For someone like me who in the past has had some experience of some frankly rather poor South Korean products, the reality of climbing aboard this Kia comes as something of a shock. From the moment the doors thunk shut to the dawning that some of the interior finishes are class-leading, the c'eed has the capacity to surprise. Even the base-spec 1.4-litre variant I tried carries the right stuff in its DNA. It's not flashy. It won't be the darling of the style set but it's a whole lot more car than you could imagine at this price point.
There's plenty of space in the rear and I had no problem lumping child seats in and out - or with the weekly Tesco shop. The plastics seem pretty hard-wearing and the design seems as child-proof as it's possible to get at this price point.
Behind the Wheel
It's fair to say the 98bhp 1.4-litre petrol engine is probably the least impressive aspect of this car. If it was me, I'd find a little extra to get the equivalent 1.6-litre petrol variant with another 35bhp and another slug of torque that makes it usefully more relaxed at motorway cruising speeds. Still, the 1.4-litre model has a bit more go than you might imagine given the c'eed's size.
Conspicuously lacking the higher performance options offered by its rivals, the cee'd concentrates on keeping costs manageable with a choice of this 1.4, plus a larger 1.6-litre GDI petrol engine, along with a choice of either 1.4 or 1.6-litre CRDi diesels.

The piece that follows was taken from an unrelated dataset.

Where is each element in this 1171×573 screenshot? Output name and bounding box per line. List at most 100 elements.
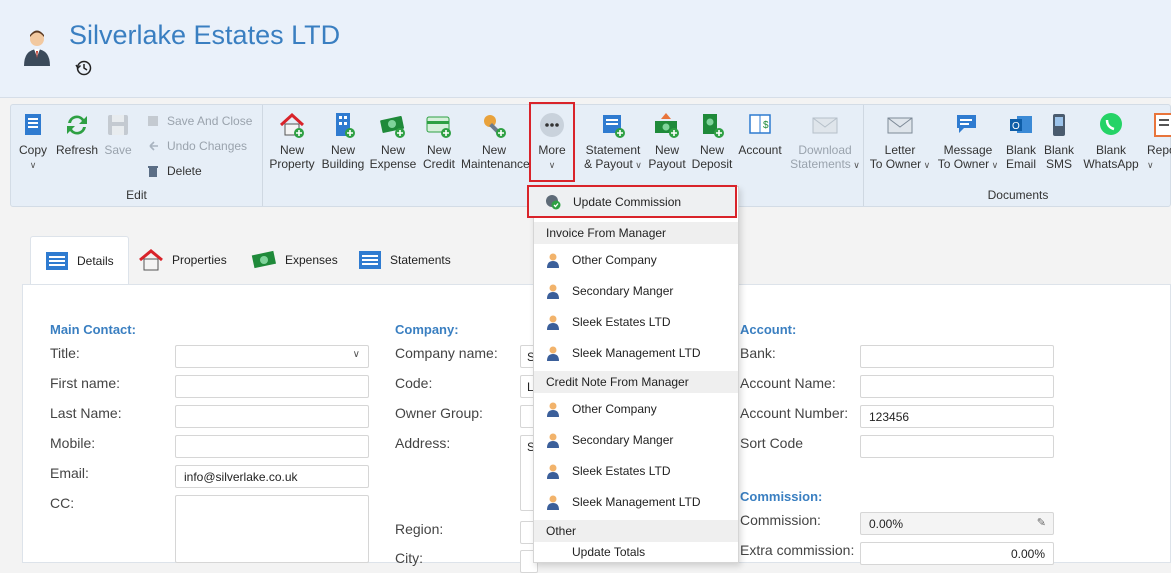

The 1.4-litre petrol unit I tried manages a 12.4s 0-60mph time, while the 1.6 has 133bhp getting it to 60mph in 9.8s. The CRDi diesel option will be the best cee'd engine choice for many with its common-rail injection system and is available in 89bhp 1.4 or 126bhp 1.6-litre guises. The higher powered model benefits from a variable geometry turbocharger and can cover the 0-60mph increment in 11.5s.
Value For Money
No need for a crash course in Kia trim level nomenclature. The manufacturer has thoughtfully kept things simple by presenting buyers with a choice of cee'd 1, cee'd 2, cee'd 3, cee'd 4 and cee'd 4 Tech models and this design comes as a five-door hatchback or an SW estate. Crucially, and as any Kia dealer will be at pains to remind you, all cee'ds come with Kia's excellent 7-year/100,000-mile warranty.
As standard, cee'd buyers get remote central locking, an MP3 compatible CD stereo with AUX/USB port, air-conditioning, a trip computer and airbags of the front, side and curtain varieties.
Whichever trim level you choose, the interior of the cee'd is an impressive piece of design. It's a touch bigger in most of the key measurement criteria than a Focus without looking like an MPV in the process. Where the car really succeeds is in resisting the temptation to once more lapse into wackiness, the controls being beautifully finished and resolutely straightforward to use without losing the focus on design elegance. The best designs are those which function best and in this regard, the cee'd scores a bullseye.
Could I Live With One?
Rather to my surprise, the answer is yes. Some of the other cars in the sector still feel slightly more sophisticated but the price saving and that achingly long warranty would more than make up for that.